Die klassischen, kleinräumigen Dialekte früherer Jahrzehnte hätten sich praktisch aufgelöst, sagt Glauninger: "Früher war zum Beispiel von bäuerlichen Dialekten die Rede, von der Sprache der Menschen vom Land. Das existiert als solches heute nicht mehr. Im heutigen Österreich arbeiten kaum vier Prozent der Erwerbstätigen in der Landwirtschaft." Das Gleiche gelte für den einstigen Dialekt der Wiener Arbeiterschaft, die "Mundl-Sprache", wie der Sprachwissenschafter sie nennt – und dabei an eine Hauptrolle in der Fernsehserie Ein echter Wiener geht nicht unter aus den 1970er-Jahren denkt.

Keine "Mundls" mehr

"Die aktuelle Arbeiterschaft, das sind die Migrantinnen und Migranten", sagt Glauninger. Diese wiederum haben mangels österreichischer Staatsbürgerschaft oft kein Wahlrecht. Sprachmerkmale, die Migrationsgeschichten reflektieren, sind unter Politikerinnen und Politikern daher nur wenig verbreitet. Aber es gibt sie. Glauninger: "Justizministerin Alma Zadićs Hochdeutsch zum Beispiel hört man ihre Geschichte an."

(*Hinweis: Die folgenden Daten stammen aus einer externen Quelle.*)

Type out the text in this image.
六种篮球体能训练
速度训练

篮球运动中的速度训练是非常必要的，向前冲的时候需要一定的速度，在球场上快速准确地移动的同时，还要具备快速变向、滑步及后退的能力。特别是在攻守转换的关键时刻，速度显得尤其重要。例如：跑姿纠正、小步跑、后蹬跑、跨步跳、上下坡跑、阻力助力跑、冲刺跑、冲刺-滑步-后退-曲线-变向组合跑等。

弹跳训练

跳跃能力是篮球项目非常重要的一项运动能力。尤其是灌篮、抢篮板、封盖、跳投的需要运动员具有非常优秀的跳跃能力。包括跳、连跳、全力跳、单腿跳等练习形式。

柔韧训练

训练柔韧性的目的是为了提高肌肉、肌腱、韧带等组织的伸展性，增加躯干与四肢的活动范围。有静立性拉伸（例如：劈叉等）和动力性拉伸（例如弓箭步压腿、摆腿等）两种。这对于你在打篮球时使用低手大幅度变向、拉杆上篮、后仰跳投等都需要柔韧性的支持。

Die SPÖ wiederum ist laut dem Germanisten in einem sprachlichen Niemandsland verfangen. Laut dem linken Vordenker und Verteilungsforscher Thomas Piketty seien sozialdemokratische Parteien heute, trotz ihrer proletarischen Vergangenheit, vor allem für akademisch gebildete Kreise attraktiv. Dort rede man in etwa so wie die Parteivorsitzende Pamela Rendi-Wagner, ergänzt Glauninger.

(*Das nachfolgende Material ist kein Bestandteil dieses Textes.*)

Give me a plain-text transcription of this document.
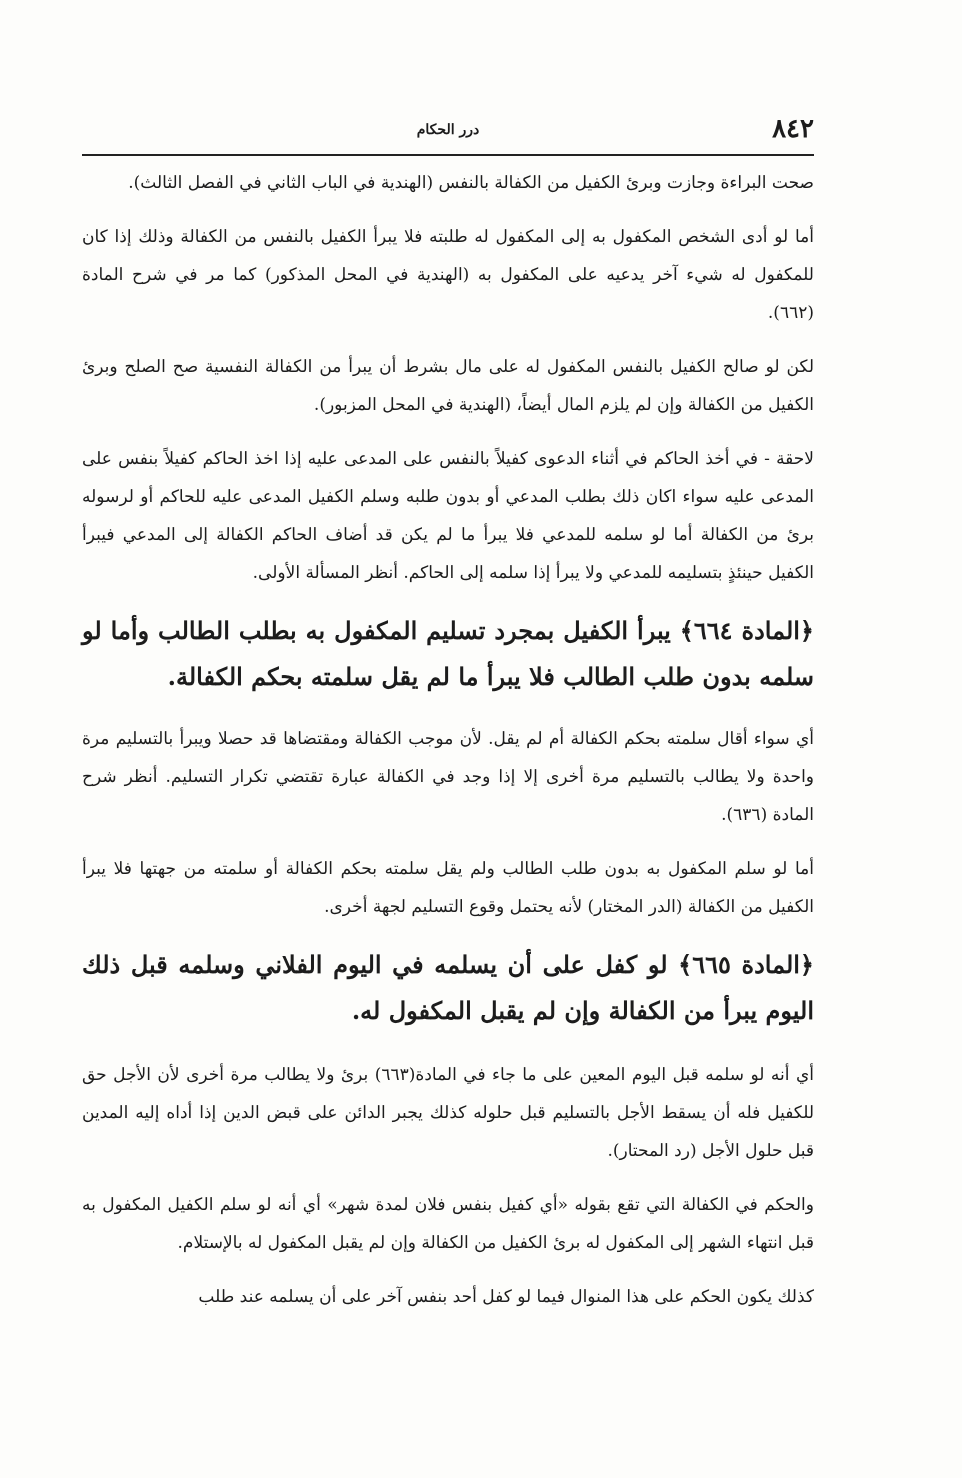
٨٤٢
درر الحكام

صحت البراءة وجازت وبرئ الكفيل من الكفالة بالنفس (الهندية في الباب الثاني في الفصل الثالث).

أما لو أدى الشخص المكفول به إلى المكفول له طلبته فلا يبرأ الكفيل بالنفس من الكفالة وذلك إذا كان للمكفول له شيء آخر يدعيه على المكفول به (الهندية في المحل المذكور) كما مر في شرح المادة (٦٦٢).

لكن لو صالح الكفيل بالنفس المكفول له على مال بشرط أن يبرأ من الكفالة النفسية صح الصلح وبرئ الكفيل من الكفالة وإن لم يلزم المال أيضاً، (الهندية في المحل المزبور).

لاحقة - في أخذ الحاكم في أثناء الدعوى كفيلاً بالنفس على المدعى عليه إذا اخذ الحاكم كفيلاً بنفس على المدعى عليه سواء اكان ذلك بطلب المدعي أو بدون طلبه وسلم الكفيل المدعى عليه للحاكم أو لرسوله برئ من الكفالة أما لو سلمه للمدعي فلا يبرأ ما لم يكن قد أضاف الحاكم الكفالة إلى المدعي فيبرأ الكفيل حينئذٍ بتسليمه للمدعي ولا يبرأ إذا سلمه إلى الحاكم. أنظر المسألة الأولى.

﴿المادة ٦٦٤﴾ يبرأ الكفيل بمجرد تسليم المكفول به بطلب الطالب وأما لو سلمه بدون طلب الطالب فلا يبرأ ما لم يقل سلمته بحكم الكفالة.

أي سواء أقال سلمته بحكم الكفالة أم لم يقل. لأن موجب الكفالة ومقتضاها قد حصلا ويبرأ بالتسليم مرة واحدة ولا يطالب بالتسليم مرة أخرى إلا إذا وجد في الكفالة عبارة تقتضي تكرار التسليم. أنظر شرح المادة (٦٣٦).

أما لو سلم المكفول به بدون طلب الطالب ولم يقل سلمته بحكم الكفالة أو سلمته من جهتها فلا يبرأ الكفيل من الكفالة (الدر المختار) لأنه يحتمل وقوع التسليم لجهة أخرى.

﴿المادة ٦٦٥﴾ لو كفل على أن يسلمه في اليوم الفلاني وسلمه قبل ذلك اليوم يبرأ من الكفالة وإن لم يقبل المكفول له.

أي أنه لو سلمه قبل اليوم المعين على ما جاء في المادة(٦٦٣) برئ ولا يطالب مرة أخرى لأن الأجل حق للكفيل فله أن يسقط الأجل بالتسليم قبل حلوله كذلك يجبر الدائن على قبض الدين إذا أداه إليه المدين قبل حلول الأجل (رد المحتار).

والحكم في الكفالة التي تقع بقوله «أي كفيل بنفس فلان لمدة شهر» أي أنه لو سلم الكفيل المكفول به قبل انتهاء الشهر إلى المكفول له برئ الكفيل من الكفالة وإن لم يقبل المكفول له بالإستلام.

كذلك يكون الحكم على هذا المنوال فيما لو كفل أحد بنفس آخر على أن يسلمه عند طلب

Babler und sein Mitbewerber für diesen Job, der Burgenländer Hans Peter Doskozil, versuchten nun, diese Bahnen zu verlassen – Babler, indem er die Verteilungsfrage wieder in den Mittelpunkt stelle. Der Traiskirchener wolle Menschen ansprechen, die zuletzt gar nicht oder aber, aus Wut, die FPÖ gewählt hätten. Der Sprachstil, in dem Babler das versuche, entspreche dieser Absicht, sagt Glauninger. (Irene Brickner, 22.4.2023)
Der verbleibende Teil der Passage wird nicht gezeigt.